Benchmarks - Overclocked
One of the unique things in our reviews is the overclocking aspect where we pit the default speed system against the overclocked one in a head-to-head byte match. The effective overclock for these tests is 5.61Ghz @ 55x multiplier and 102 BLCK and was cooled on my Single Stage Phase Chiller. The SS Phase brings the CPU temp down to around -30c and allows me to clock the CPU up. An interesting thing about Kaby Lake is that it responds extremely well to cold and the colder you go the faster the OC will be. Many of the records that have been posted were done using LN2 which wasn't an option when I did this review and is something I will revisit in the near future.
Besides that, these benchmarks can take hours to run and while running PCMark 8 at 6.5Ghz might be fun it would suck to screw up a pour and have the system crash. Likewise 5.6Ghz (like in this review) is also a little unrealistic as a 24/7 OC but, real overclocking isn't always about being realistic.
The interesting thing about overclocking Kaby Lake is that two factors play into how successful your overclock will be. The first and most important is CPU quality and is why you read about overclockers buying several processors and dumping most of them on ebay a week later. The second is motherboard and how well it can control voltage and handle frequency adjustments.
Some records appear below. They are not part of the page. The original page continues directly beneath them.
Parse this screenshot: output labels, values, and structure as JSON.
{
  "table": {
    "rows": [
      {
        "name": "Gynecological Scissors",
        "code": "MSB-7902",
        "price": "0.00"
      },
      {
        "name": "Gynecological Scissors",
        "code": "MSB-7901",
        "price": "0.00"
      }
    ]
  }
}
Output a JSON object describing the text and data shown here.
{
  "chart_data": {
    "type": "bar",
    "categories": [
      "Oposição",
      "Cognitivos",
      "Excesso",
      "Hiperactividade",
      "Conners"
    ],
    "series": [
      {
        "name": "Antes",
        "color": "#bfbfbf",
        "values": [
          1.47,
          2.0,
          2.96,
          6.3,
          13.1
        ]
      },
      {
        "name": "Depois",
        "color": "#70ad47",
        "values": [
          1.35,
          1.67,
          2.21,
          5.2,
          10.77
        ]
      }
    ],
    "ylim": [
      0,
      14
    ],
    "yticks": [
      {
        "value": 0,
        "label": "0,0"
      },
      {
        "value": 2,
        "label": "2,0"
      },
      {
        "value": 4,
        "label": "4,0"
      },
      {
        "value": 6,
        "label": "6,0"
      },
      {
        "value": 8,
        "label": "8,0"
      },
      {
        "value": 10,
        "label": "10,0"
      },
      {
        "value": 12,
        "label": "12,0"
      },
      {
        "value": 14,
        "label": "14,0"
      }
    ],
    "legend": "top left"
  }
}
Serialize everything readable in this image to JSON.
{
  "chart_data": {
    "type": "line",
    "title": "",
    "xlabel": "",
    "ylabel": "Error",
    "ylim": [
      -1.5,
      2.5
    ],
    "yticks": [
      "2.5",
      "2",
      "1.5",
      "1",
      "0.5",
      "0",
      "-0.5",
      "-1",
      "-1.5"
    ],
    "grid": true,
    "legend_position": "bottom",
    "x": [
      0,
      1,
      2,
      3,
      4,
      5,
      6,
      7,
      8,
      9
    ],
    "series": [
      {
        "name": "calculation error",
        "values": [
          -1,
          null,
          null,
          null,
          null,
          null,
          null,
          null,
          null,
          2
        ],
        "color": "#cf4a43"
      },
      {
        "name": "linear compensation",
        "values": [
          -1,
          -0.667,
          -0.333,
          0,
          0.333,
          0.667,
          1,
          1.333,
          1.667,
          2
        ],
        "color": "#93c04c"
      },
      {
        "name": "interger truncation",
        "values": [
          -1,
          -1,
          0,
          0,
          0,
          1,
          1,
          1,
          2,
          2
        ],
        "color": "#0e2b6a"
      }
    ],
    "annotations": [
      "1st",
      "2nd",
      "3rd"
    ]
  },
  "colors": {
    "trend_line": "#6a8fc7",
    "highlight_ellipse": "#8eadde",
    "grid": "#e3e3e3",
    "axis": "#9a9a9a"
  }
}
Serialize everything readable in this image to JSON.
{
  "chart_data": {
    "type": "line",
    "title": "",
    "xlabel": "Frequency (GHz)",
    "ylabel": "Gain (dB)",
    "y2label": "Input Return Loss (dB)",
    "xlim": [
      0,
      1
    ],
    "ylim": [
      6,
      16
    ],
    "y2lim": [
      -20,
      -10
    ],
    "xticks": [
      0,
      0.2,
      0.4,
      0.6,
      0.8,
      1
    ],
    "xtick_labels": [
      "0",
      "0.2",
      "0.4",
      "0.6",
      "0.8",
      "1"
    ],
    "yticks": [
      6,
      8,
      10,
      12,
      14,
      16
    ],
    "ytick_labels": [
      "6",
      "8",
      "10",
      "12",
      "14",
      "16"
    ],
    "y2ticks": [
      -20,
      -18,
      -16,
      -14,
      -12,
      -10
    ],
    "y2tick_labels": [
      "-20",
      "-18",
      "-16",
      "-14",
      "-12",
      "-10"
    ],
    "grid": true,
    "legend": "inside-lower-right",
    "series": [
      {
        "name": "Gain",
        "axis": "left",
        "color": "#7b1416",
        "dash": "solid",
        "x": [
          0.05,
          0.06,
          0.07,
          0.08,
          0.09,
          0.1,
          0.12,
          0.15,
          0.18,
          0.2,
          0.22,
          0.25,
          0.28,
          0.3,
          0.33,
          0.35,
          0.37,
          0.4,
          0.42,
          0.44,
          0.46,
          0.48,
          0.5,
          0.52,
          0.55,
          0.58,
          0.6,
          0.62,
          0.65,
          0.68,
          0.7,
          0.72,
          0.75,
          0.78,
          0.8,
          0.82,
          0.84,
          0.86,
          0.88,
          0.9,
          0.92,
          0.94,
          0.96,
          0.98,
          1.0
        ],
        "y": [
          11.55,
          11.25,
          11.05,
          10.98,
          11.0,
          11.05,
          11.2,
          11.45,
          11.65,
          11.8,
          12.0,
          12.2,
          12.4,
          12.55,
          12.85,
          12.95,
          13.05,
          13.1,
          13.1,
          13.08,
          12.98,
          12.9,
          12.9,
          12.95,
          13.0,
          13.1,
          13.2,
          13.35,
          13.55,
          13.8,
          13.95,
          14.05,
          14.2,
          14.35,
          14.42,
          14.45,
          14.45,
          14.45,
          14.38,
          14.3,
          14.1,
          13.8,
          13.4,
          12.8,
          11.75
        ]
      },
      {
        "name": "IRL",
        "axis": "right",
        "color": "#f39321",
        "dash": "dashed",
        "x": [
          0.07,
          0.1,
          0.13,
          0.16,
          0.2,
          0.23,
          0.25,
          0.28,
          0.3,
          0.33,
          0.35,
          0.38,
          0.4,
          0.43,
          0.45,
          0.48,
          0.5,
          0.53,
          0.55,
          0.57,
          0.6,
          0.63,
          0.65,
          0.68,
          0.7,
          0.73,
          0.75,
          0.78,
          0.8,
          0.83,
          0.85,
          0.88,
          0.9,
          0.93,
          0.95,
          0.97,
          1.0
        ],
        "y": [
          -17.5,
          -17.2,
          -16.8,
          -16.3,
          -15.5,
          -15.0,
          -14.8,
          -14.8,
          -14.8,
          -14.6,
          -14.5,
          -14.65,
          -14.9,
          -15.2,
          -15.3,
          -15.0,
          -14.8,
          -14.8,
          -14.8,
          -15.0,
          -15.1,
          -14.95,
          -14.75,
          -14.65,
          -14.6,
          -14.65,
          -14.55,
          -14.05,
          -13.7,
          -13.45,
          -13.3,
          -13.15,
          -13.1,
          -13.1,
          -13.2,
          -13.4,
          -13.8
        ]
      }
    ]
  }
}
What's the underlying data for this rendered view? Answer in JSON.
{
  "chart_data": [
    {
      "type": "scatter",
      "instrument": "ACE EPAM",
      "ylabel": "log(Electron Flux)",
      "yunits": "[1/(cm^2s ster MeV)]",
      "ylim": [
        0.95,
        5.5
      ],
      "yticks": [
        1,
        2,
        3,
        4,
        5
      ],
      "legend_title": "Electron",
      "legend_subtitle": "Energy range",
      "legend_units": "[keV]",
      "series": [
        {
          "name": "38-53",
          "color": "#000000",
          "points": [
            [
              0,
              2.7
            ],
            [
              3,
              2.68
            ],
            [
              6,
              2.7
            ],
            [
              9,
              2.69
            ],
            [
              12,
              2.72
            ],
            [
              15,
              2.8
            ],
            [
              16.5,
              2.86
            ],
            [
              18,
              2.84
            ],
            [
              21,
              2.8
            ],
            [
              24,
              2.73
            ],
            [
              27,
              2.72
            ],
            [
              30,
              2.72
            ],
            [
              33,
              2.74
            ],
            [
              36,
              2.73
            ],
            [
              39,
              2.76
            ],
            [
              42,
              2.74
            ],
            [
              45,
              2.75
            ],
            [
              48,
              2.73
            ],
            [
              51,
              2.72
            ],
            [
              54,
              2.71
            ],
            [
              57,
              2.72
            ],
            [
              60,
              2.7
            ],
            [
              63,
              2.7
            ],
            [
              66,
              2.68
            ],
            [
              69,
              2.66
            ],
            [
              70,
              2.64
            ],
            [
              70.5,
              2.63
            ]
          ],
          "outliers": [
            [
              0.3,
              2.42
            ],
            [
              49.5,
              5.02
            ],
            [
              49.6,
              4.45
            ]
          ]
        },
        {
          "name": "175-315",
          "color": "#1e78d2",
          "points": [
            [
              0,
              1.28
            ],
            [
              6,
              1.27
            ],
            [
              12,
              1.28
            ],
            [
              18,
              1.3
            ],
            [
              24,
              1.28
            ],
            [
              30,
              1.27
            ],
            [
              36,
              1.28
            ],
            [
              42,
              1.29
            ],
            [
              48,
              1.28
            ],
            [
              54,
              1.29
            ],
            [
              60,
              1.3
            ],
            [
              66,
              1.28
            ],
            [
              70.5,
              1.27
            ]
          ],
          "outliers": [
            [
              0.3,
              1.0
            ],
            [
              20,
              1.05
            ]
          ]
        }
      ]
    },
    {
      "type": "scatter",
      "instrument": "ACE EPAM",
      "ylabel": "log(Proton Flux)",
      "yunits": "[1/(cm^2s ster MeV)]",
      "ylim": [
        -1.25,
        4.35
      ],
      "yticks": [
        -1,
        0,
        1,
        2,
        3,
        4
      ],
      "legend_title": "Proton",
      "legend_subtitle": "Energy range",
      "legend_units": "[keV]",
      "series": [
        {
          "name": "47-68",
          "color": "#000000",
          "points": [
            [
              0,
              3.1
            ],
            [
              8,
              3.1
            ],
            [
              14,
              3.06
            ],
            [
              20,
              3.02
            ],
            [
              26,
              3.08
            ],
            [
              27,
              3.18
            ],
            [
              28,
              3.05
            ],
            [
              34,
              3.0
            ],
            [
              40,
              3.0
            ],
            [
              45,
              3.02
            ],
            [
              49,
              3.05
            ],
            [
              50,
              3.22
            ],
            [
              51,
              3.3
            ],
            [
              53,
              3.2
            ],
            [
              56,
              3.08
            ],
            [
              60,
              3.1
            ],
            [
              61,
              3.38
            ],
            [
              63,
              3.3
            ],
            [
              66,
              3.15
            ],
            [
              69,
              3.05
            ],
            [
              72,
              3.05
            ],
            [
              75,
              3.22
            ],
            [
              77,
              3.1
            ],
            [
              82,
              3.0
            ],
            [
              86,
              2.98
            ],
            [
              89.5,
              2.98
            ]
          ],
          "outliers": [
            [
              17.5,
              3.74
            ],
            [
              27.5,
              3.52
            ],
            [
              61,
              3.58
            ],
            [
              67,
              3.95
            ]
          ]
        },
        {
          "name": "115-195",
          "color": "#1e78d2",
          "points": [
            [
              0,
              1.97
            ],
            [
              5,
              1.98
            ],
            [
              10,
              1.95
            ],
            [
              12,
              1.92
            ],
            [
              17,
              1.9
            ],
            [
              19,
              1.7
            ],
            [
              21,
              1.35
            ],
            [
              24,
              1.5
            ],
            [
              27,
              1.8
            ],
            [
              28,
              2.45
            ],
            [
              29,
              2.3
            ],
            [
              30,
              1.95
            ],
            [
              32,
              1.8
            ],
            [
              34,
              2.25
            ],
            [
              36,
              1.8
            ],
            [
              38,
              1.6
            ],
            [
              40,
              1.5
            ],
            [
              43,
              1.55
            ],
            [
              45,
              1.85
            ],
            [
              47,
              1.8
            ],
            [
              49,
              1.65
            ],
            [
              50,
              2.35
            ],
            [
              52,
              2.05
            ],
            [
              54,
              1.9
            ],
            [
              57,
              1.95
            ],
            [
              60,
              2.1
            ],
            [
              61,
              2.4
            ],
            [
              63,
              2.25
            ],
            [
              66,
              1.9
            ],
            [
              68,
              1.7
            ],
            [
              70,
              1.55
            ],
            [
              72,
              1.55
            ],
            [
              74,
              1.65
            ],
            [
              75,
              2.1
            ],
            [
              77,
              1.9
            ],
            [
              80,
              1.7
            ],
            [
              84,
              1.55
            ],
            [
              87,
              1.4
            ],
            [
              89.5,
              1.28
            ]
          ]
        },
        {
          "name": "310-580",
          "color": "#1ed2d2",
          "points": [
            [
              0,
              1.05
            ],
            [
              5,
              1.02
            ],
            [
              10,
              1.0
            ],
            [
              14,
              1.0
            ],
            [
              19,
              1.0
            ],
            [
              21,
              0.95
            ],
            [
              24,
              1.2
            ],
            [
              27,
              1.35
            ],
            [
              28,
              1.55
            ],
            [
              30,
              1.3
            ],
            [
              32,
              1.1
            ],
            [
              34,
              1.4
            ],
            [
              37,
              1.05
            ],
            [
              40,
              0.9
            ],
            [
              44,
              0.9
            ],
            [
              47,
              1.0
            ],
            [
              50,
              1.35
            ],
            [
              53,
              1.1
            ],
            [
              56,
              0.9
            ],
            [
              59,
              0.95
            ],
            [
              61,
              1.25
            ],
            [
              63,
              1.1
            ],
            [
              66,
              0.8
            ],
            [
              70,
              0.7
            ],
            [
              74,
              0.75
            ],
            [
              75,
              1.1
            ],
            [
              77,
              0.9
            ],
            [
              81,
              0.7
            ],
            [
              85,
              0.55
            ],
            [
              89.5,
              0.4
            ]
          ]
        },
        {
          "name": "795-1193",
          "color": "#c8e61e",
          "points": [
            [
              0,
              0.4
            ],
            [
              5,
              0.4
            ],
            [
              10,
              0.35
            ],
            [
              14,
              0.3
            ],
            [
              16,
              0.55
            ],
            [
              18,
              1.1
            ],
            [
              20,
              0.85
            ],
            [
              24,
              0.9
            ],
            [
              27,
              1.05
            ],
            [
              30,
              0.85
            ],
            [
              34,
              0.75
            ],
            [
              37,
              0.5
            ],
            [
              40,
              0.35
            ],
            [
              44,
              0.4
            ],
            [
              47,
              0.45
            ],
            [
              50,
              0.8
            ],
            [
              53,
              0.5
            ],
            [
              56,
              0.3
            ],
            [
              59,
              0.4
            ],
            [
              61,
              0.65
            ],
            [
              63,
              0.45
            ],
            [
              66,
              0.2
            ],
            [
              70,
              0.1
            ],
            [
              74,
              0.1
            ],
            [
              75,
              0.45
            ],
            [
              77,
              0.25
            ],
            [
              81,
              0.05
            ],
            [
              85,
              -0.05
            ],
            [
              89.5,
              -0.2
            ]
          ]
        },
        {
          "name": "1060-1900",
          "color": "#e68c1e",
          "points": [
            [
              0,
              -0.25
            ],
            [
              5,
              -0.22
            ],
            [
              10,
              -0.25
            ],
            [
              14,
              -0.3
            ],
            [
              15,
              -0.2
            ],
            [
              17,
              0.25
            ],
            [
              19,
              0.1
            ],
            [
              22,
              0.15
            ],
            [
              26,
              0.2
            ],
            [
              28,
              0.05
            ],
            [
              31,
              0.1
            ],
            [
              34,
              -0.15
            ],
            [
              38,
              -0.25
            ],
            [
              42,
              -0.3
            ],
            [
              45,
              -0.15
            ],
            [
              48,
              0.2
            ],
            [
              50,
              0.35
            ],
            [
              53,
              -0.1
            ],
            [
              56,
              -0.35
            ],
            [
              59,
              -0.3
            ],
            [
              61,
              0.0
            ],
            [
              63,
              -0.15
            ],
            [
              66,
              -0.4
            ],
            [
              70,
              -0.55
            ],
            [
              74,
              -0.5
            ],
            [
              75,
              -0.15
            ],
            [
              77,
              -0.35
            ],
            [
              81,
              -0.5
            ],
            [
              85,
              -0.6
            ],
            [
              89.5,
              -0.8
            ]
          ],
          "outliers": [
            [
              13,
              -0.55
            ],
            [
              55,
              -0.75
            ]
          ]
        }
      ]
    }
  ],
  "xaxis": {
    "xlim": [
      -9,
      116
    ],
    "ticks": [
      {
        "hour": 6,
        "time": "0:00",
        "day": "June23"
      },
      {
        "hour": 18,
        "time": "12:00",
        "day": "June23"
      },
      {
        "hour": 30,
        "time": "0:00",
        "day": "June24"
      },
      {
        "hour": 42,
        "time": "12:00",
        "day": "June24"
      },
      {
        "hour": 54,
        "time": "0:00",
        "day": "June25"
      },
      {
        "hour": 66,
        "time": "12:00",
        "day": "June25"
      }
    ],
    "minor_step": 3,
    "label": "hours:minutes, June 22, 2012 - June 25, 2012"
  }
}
Out of the box the Apex is very voltage happy meaning it likes to overvolt and, like a bunch. The ratio between BCLK and voltage is controlled by a factor in the BIOS and can be adjusted or disabled completely. Personally I prefer to set my voltages manually so I disabled the adjustment and manually set what I needed. This gives me better temperature control and a sense that I might be making my CPU last longer while I beat the electrical snot out of it.
When overclocking it is important to find a "sweet spot" where the performance curve tops out and still remains stable with a reasonable amount of heat production. For this test I didn’t pay much attention to heat output but rather finding what was stable using the least amount of CPU voltage. Of course when you get into doing extreme overclocking you’ll find that the Voltage/Frequency curve tends to climb at a logarithmic scale which starts around 5.2Ghz on the Core i7 7700k so "least amount of voltage" is a bit of a misnomer.
Under the phase I kept raising the CPU multiplier and running tests until the system crashed. As it would turn out 5.6Ghz on the Single Stage Phase Chiller was the best it could do. CPU voltage was set to 1.46v and it remained there both at idle and under load indicating that load line compensation was working perfectly.
Knowing that my CPU could handle 5.6Ghz I decided to push things a little more so I could reach the magical 4266Mhz memory speed. To accomplish this the CPU ratio was reduced to 55x and the BCLK was raised to 102. Two Mhz on BCLK won’t throw things too far out of spec and due to the power of multiplication the system was back at 5.61Ghz.
Overall I was extremely pleased with the overclocking results and they really tell you something about how everything scales at the different speeds. At 4133Mhz the resulting memory bandwidth is faster than a quad channel Ivy Bridge-E and that is saying something about how well the new processor can scale under the right conditions.